28 Şubatlar şu sebepten olmuştur,bu sebepten olmuştur diye birçok ifadeler kullanılabilir.Hatta bunların hemen hemen tamamına yakınında kısmi gerçeklik payları da olabilir.Fakat böyle bir ortamın oluşmasına engel olabilmek için geleceği iyi gören ve bu öngörülerine inanan milletin olması gerekliliği ortadadır.
Şunu söyleyebilirsiniz, herkes gibi belki ben de yuvarlak ifadeler kullanıyor olabilirim. Ama somutlaştırmak gerekirse, Hz. Yusuf zindanda ve etrafında kendisine inanan ama sadece dünyalık hedef gütmeden ahirete yönelik hesaplar yapan bir grup oluşturmuştur. Yine Hz. Peygamber efendimiz insanlara dünyalık olarak hiçbir vaatte bulunmadan sadece Allahın birliğine çağırarak birliktelikleri kısa sürede maddi çıkarlar çerçevesinde zarar görmeyecek ve dünyalık hesabını bir kenara bırakabilecek ana kadro oluşturmayı başarmıştır.
Bütün bunlardan benim anladığım, önce inanç gerekli ve bu inancın harekete dökülmesi yani yaşanılır olarak gösterilmesi gerekli ve bu yaşantının içinde, bulunulan topluma faydalı olması için ve evrensel olabilmesi için düşünen insanların ortaya çıkması gereklidir.
Bugünkü eğitim sistemimizleve toplumsalhedeflerimizle çok fikir üreten ve çok konuşan ama ürettiği fikirleri hayata geçiremeyennesiller ve topluluklar ürettik.Bir şeyler elde etmek için zorlanmadan amacına ulaşan topluluklar haline dönüştük. Çok rahat yaşamak ve bunun için çok para kazanmak gerektiğini zihnine kazımış ve bunun için inanç ve ölçü değerleri ortadan kalkacak kadar basit düşünebilen bir toplum oluşmasına hep birlikte çaba sarf ettik.
Kısacası çok fikir üretip çok konuşan ama fikirleri üzerinde yaşamayan ve ürettiği fikirleri hayata geçirmekten aciz aynı zamanda neye inandığından tam manası ile haberdar olmayan ve bir müddet sonra yaşadığı gibi inanmaya başlayan bir toplum haline dönüşebiliriz.
Oysa Allah Rasulü insanlara ruh huzurunu, dünyada doğru ve ilkeli yaşamayı ve bu inançları doğrultusunda öle bilmeyi öğretmiştir. Asla,dünyalık küçük çıkarlar için kendisini,ailesini, vatanını ve milletini satan bir nesil yetiştirmemiş, böylelikle dünyayahakim olabilecek bir sistem ortaya koymuştur.
Allaha(cc), ahirete ve peygamberin ortaya koymuş olduğu hayat tarzına ve insanlığın huzurunun bu prensiplerden geçeceğine inanmış bir nesil ve bir toplum yetiştiremedikten sonra dünyadaki bütün hedeflere ulaşılsa, varılmış olan nokta doğru bir nokta olmayacaktır.

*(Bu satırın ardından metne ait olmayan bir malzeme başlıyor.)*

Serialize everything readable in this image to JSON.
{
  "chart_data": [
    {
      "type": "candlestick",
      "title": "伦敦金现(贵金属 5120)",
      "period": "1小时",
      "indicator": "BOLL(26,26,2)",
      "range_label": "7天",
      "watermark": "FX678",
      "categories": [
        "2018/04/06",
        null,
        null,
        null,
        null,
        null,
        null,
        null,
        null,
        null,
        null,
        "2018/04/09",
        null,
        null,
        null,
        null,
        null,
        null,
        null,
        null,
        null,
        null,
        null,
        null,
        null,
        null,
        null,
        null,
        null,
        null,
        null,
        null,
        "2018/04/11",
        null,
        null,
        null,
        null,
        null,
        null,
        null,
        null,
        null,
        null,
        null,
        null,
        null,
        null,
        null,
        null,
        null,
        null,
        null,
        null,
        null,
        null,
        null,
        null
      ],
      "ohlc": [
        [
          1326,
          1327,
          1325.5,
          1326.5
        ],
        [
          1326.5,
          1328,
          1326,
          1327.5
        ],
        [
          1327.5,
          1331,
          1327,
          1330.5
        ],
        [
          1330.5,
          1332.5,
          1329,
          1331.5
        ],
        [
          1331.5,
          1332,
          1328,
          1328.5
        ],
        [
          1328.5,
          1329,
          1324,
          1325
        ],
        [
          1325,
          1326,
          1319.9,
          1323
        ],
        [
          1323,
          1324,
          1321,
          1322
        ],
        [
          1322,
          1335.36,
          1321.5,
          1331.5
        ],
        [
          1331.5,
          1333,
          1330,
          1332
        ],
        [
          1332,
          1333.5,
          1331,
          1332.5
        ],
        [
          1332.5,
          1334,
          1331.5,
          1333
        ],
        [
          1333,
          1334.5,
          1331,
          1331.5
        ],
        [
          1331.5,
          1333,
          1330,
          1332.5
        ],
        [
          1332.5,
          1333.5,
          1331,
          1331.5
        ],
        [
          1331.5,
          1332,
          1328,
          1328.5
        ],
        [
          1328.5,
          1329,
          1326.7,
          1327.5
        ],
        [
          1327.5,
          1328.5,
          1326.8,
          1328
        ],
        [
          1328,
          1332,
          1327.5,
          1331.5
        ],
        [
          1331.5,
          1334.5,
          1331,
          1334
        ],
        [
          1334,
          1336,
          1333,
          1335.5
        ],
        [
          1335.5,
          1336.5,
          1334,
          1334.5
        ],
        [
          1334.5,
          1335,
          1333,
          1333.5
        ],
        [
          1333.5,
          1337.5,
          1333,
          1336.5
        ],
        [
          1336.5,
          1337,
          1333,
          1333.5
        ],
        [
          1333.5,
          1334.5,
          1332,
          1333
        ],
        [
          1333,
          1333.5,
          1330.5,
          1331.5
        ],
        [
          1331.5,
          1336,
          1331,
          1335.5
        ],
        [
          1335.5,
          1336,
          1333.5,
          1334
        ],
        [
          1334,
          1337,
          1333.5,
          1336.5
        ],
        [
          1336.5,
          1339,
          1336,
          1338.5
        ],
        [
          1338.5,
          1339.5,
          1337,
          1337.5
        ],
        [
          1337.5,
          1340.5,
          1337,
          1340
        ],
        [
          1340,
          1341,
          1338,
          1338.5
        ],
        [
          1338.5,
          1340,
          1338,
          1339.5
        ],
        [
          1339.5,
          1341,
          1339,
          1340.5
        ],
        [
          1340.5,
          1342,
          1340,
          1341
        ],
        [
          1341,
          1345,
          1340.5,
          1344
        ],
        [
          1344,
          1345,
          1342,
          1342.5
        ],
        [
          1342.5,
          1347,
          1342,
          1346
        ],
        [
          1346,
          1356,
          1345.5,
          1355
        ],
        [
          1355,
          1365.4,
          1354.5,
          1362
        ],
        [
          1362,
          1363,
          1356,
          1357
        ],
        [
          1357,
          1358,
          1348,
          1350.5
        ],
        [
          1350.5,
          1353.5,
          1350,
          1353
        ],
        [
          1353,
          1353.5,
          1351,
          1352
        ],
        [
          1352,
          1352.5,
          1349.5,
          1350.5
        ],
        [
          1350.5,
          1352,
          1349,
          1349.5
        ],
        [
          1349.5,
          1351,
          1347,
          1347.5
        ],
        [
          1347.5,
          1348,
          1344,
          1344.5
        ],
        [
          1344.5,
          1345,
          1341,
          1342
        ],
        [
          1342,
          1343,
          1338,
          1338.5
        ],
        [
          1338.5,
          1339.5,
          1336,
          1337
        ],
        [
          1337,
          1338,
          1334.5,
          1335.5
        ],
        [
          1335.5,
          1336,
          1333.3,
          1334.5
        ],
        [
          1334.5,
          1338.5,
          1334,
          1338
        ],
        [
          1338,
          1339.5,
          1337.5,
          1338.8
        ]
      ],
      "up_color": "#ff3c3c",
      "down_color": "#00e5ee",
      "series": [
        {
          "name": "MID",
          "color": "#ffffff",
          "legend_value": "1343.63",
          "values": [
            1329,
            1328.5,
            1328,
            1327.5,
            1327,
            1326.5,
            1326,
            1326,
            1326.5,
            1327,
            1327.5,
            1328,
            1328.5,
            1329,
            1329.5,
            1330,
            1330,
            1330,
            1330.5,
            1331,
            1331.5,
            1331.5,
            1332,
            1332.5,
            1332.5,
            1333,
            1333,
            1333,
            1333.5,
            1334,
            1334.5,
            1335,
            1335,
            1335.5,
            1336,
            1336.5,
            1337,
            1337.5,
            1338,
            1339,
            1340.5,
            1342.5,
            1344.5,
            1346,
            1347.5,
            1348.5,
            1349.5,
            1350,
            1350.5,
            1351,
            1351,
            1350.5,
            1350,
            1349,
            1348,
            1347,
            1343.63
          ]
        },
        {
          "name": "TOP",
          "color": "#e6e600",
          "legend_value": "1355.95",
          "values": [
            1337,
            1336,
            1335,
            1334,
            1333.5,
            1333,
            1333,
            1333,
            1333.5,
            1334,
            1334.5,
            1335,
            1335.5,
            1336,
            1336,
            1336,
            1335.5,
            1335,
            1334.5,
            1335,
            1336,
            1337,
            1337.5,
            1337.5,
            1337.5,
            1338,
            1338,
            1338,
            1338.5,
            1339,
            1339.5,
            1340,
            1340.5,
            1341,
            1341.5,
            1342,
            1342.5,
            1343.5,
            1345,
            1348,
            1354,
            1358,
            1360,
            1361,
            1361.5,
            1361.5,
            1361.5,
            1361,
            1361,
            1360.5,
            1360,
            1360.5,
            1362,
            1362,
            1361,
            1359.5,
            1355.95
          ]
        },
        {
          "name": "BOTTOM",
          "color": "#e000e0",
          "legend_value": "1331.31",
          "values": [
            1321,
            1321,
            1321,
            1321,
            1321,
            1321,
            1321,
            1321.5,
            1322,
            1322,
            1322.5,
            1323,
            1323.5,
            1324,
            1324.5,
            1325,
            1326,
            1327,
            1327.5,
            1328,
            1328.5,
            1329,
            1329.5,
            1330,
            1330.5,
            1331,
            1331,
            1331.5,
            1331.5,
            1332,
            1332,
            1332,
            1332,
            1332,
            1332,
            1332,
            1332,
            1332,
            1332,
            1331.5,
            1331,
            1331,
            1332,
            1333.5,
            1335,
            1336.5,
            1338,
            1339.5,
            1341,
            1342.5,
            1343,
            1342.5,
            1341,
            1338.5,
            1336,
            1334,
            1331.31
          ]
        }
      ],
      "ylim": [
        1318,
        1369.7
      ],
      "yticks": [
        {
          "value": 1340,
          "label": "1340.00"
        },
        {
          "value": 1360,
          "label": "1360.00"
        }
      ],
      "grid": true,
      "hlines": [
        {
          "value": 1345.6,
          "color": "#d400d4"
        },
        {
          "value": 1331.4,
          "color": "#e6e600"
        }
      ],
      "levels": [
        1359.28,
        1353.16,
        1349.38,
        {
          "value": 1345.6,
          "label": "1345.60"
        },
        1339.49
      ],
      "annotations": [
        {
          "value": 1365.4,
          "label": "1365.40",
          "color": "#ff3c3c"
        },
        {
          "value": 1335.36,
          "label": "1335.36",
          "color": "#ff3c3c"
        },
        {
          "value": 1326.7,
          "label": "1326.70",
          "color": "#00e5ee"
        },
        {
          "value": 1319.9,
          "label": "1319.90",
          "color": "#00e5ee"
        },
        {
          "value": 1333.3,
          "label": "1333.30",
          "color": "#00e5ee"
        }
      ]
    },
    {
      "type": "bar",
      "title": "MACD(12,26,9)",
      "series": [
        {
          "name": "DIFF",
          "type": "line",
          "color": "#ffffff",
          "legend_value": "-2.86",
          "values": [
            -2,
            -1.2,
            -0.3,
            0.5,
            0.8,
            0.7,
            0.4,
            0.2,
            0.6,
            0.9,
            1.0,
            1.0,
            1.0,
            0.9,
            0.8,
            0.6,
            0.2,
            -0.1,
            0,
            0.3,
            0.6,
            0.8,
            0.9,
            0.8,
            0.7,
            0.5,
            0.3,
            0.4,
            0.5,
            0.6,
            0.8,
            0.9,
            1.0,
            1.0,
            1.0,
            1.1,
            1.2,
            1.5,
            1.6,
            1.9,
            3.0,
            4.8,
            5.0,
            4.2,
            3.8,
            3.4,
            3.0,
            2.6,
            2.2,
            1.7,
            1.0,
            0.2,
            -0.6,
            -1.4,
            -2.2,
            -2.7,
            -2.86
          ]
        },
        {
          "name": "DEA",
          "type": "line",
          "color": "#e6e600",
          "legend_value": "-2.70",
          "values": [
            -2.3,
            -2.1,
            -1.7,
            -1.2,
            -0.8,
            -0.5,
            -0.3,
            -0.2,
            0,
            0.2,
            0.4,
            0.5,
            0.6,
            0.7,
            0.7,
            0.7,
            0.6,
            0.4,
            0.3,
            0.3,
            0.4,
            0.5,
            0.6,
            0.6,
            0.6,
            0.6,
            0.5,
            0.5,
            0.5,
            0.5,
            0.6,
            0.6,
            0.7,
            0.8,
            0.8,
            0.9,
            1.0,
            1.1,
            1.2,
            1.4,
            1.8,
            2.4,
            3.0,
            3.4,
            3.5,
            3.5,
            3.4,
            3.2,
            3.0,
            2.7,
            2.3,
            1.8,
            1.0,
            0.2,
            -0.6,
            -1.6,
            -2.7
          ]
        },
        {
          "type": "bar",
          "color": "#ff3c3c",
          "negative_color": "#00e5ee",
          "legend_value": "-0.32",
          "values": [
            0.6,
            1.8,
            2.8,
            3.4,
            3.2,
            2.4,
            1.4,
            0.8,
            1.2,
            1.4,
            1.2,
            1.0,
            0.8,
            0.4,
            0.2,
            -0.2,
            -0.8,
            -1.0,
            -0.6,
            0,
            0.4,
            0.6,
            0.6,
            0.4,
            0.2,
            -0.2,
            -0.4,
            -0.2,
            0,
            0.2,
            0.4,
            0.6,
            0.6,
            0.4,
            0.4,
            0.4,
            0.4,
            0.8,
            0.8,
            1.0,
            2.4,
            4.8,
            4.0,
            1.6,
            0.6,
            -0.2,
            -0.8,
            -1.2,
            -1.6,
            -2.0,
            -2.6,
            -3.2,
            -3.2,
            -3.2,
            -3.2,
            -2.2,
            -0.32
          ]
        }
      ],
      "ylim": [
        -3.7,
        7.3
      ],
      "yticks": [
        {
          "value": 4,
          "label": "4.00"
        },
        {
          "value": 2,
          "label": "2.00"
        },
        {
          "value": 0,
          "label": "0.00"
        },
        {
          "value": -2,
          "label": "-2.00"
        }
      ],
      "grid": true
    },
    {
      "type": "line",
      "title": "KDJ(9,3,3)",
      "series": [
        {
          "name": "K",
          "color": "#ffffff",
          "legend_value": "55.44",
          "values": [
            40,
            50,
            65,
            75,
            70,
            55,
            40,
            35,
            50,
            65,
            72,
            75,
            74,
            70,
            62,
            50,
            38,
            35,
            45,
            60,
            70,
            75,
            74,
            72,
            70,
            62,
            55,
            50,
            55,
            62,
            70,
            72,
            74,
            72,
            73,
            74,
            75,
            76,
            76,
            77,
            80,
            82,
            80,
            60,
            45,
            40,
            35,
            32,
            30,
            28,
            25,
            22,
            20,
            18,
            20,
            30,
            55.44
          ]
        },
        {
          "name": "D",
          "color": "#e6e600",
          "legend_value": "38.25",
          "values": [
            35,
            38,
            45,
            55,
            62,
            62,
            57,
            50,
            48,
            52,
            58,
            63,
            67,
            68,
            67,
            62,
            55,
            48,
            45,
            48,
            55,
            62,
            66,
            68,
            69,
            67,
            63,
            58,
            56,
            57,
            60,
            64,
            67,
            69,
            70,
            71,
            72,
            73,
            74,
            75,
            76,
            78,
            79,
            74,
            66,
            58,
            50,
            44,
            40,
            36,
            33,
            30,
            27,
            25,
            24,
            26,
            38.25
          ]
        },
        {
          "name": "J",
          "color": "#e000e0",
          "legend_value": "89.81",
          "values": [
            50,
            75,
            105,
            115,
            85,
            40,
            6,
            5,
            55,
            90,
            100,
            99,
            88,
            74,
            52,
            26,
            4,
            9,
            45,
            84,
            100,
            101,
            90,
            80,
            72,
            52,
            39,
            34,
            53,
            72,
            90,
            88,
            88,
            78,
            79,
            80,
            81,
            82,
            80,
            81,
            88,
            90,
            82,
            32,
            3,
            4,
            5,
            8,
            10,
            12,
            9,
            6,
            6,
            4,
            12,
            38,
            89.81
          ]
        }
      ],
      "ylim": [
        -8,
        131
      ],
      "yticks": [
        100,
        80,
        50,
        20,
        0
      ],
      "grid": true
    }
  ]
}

Doğru bir hayat tarzına, doğru bir ekonomik yapıya, doğru bir iç ve dış ticarete, doğru bir sağlık sistemine, doğru bir kültür ve kültür mirasına sahip çıkmaya, doğru bir Ziraat ve tarım anlayışına velhasıl hayatın tamamını kapsayan doğru yaşayış şekline inanan bir nesil ve bir toplum oluşturmak gerekmektedir.Ve bunları inandıkları gibi yaşayabilen ve bu yaşadıklarını insanlığa anlatabilen ve insanlığın huzurunun bu düsturlardan geçtiğini anlatabilmek için düşünebilen, düşündüğünü projelendiren ve bu projeleri hayata geçirebilen ve her türlü teknik gelişmelere açık aynı zamanda bu teknik gelişmeleri kendisi düşünebilen ve yapabilen bir genç nesle ihtiyacımız olduğu açıktır.
Bazen zor olan şeyleri yapmaktan önce başlamak gerekmektedir. Bütün bunların ortaya çıkabilmesi için eğitim sistemimizi ve toplumsal algılarımızı yeniden kurgulamamız, geleceğe doğru bakabilmek için gerekli olan çabalardır. Bütün bunları da devlet aklı ile yapmak işin en doğru boyutudur. Ancak böylelikle 28 Şubatlara, 15 Temmuzlara ve içimizdeki satılmışlara rağmen toplumumuzun ve insanlığın huzuru için mücadele edebilelim.